One of the most exciting moments in the new documentary is the descent of the lunar module to the moon’s surface. With just four minutes of fuel available for the descent, the documentary presents an unbroken shot from the bottom of the lunar module.
The moon’s surface, at first grainy and blurred, gets closer and closer as the height counts down. Suddenly, an error code from the computer flashes up onto the screen in harsh red: a code 1201.
Armstrong has no idea what it means — could it be a fatal error? — and has to ask mission control.
They don’t explain, but simply tell him to continue with the landing. With a tense last-minute rejigging of the landing site to avoid the edge of a crater, the module lands with just seconds of fuel remaining.
What was the error code, and why were mission control confident to ignore it? Code 1201 meant that the computer had run out of memory, and couldn’t physically perform all the tasks it was being asked simultaneously.
The total “erasable memory” — or RAM as it is now commonly known — available to the lunar module’s computer was 2048 15-bit “words” (sets of locations in computer memory). For context, this is about 0.0003 per cent of the RAM of a typical smartphone in 2019 (at least 1 gigabyte).
These constraints meant that if too much memory was requested, the lunar module’s computer would crash.
Anyone who has attempted to fire up too many apps on their smartphone and had it freeze will be familiar with this problem.
If this situation hadn’t been anticipated, the astronaut’s computer would have left them approaching the lunar surface without computing power. However, Nasa computer programmers were aware this could happen.
As Margaret Hamilton, the leader of the flight software team, explained in an interview with The Guardian recently, she had realised this could be a problem when she brought her daughter to work.
Her daughter pressed lots of buttons simultaneously during a spacecraft simulation, causing a memory overflow: “The computer had so little space, it had wiped the navigation data taking her to the moon. I thought: my God — this could inadvertently happen in a real mission.”
To deal with this problem of limited memory resources, the Nasa programmers developed “a real-time multi-tasking operating system” similar to modern systems, which ranked computing tasks by priority.
If the memory limits were breached, the computer would reboot itself, and only restart the most important jobs.

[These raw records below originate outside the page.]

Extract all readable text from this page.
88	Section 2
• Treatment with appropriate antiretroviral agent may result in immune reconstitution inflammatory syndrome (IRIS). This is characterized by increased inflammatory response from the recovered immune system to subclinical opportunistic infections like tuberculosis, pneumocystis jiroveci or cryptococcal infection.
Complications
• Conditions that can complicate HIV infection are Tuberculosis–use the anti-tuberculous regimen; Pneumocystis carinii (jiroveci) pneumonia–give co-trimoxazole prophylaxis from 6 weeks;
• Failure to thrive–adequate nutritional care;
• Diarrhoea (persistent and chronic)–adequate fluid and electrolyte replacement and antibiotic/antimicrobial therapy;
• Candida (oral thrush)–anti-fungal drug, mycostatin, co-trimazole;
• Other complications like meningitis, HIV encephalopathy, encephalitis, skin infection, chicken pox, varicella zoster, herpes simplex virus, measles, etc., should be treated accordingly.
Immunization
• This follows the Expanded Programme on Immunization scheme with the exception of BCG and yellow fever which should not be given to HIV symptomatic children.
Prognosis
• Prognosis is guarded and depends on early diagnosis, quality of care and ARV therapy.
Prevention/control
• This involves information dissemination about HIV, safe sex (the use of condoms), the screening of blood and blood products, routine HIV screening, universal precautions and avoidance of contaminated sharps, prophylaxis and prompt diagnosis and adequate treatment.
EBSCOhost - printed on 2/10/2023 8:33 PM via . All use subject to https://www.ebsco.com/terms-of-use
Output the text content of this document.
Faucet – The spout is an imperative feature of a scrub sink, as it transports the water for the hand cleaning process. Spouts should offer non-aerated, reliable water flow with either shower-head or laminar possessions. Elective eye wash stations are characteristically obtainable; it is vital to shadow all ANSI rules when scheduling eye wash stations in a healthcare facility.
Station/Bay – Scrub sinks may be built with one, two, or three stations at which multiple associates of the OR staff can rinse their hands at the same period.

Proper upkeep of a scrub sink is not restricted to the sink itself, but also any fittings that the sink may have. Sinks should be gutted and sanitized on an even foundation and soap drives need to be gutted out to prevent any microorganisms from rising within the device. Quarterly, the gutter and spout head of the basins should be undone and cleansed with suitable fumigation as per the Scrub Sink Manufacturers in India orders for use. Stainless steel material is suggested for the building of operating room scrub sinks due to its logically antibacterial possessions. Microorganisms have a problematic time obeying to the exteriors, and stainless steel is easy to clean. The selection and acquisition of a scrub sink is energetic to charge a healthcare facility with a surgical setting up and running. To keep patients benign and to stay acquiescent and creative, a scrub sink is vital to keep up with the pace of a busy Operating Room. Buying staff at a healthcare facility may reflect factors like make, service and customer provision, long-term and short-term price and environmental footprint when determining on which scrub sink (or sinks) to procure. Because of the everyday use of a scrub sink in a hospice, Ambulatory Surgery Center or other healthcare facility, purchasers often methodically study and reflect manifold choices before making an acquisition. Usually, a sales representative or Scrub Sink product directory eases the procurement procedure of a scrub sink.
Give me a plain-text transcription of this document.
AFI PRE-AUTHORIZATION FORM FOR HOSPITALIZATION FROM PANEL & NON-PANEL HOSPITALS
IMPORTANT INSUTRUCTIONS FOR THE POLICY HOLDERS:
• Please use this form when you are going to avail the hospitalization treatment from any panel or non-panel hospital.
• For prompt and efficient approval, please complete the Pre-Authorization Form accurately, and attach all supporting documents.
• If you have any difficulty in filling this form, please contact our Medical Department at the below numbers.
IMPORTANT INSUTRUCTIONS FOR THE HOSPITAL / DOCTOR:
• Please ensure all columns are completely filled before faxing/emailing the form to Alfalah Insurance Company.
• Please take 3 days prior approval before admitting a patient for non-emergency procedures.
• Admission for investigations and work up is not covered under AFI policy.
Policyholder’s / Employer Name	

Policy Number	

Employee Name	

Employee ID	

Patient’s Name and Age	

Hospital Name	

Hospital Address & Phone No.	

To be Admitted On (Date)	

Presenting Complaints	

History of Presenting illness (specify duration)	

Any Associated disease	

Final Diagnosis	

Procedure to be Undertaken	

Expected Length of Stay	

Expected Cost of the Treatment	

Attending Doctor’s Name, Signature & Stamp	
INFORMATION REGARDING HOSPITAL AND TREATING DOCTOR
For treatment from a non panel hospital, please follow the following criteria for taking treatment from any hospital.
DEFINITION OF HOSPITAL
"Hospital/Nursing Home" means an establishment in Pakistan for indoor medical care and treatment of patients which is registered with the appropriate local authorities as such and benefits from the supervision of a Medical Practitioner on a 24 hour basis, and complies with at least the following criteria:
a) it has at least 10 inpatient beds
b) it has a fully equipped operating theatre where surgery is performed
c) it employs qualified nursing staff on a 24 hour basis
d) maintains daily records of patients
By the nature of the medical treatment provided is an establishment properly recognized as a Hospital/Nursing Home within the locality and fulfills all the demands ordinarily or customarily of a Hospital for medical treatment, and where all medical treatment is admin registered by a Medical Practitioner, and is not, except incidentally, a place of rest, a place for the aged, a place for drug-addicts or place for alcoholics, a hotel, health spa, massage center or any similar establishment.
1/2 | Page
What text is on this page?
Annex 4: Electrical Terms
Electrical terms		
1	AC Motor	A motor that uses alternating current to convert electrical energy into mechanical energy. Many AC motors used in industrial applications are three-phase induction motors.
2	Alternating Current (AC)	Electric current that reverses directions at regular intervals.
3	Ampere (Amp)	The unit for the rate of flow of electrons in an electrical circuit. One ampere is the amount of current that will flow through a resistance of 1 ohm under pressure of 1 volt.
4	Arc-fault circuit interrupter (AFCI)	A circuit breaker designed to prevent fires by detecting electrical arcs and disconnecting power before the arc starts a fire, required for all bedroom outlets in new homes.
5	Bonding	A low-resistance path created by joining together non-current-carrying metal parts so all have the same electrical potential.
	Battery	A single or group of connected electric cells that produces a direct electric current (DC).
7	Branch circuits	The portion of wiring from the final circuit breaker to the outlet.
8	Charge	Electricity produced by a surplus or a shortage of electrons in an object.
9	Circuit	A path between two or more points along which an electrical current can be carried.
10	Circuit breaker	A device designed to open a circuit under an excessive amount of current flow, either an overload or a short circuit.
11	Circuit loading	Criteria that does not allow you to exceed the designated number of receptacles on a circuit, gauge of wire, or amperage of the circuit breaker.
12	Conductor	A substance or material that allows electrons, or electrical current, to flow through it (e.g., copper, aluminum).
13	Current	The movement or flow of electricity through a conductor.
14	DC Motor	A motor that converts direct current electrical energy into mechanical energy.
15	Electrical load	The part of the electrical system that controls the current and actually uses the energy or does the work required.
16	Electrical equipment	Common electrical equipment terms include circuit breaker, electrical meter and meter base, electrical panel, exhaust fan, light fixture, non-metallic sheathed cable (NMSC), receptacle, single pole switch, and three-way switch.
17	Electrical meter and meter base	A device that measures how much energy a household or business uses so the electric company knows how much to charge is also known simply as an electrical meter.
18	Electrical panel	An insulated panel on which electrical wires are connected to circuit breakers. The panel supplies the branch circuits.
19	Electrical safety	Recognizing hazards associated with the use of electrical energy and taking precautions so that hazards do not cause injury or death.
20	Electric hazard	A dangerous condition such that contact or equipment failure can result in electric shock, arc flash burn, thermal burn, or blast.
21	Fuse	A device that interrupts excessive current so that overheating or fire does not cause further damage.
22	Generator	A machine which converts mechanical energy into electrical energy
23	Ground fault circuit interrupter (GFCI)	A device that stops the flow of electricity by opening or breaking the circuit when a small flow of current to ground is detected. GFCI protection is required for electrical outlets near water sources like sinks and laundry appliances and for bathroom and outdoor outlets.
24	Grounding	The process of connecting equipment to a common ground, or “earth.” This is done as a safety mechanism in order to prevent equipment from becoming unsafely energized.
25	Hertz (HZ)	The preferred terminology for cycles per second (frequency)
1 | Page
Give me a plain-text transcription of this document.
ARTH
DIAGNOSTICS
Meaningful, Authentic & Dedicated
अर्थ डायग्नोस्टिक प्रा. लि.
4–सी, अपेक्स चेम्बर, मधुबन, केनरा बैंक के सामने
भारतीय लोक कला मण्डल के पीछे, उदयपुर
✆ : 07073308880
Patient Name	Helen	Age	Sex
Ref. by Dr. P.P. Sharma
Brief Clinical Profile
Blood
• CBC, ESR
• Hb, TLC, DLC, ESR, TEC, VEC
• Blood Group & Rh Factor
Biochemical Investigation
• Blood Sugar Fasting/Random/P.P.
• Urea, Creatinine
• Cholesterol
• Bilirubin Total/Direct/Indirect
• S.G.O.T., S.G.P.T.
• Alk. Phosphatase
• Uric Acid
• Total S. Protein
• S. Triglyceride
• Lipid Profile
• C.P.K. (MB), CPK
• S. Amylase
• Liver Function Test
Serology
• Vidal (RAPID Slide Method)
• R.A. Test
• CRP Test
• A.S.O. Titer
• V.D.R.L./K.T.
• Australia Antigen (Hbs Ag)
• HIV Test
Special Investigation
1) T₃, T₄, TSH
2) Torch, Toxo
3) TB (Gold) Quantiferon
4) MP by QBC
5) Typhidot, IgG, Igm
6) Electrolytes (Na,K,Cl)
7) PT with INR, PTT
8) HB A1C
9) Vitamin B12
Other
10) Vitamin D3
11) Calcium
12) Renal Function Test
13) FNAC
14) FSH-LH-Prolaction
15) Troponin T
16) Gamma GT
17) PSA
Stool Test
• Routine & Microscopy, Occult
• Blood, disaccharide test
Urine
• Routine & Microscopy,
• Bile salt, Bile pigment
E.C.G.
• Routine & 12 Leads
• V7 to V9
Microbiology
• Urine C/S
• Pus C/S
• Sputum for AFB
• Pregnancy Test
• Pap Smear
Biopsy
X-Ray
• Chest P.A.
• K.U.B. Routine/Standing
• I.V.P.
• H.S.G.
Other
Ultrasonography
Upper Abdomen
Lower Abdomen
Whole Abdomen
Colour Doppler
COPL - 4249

A “1201 memory overflow” did occur during the lunar descent — after the mission, the team worked out that this was due to a radar switch being in the wrong position.
However, the computer correctly restarted and ignored the less important tasks, restoring the essential calculations like steering the engine to the lunar surface and saving the astronauts’ lives.
Like the Apollo guidance computer, we seem to have very limited collective memory. In the history of science, it’s common for the achievements and contributions of women such as Margaret Hamilton and her team to be forgotten, erased by repetition of the usual stories about lone scientific male genius.
It’s also easy for us to forget that scientific achievements of all sorts are funded by vast amounts of public money, even in our capitalist system.
We — all of us — make these achievements possible. And we are responsible for how they are used. As an unelected prime minister’s unaccountable adviser contemplates how to “re-engineer” the British state, let’s not forget: it belongs to all of us.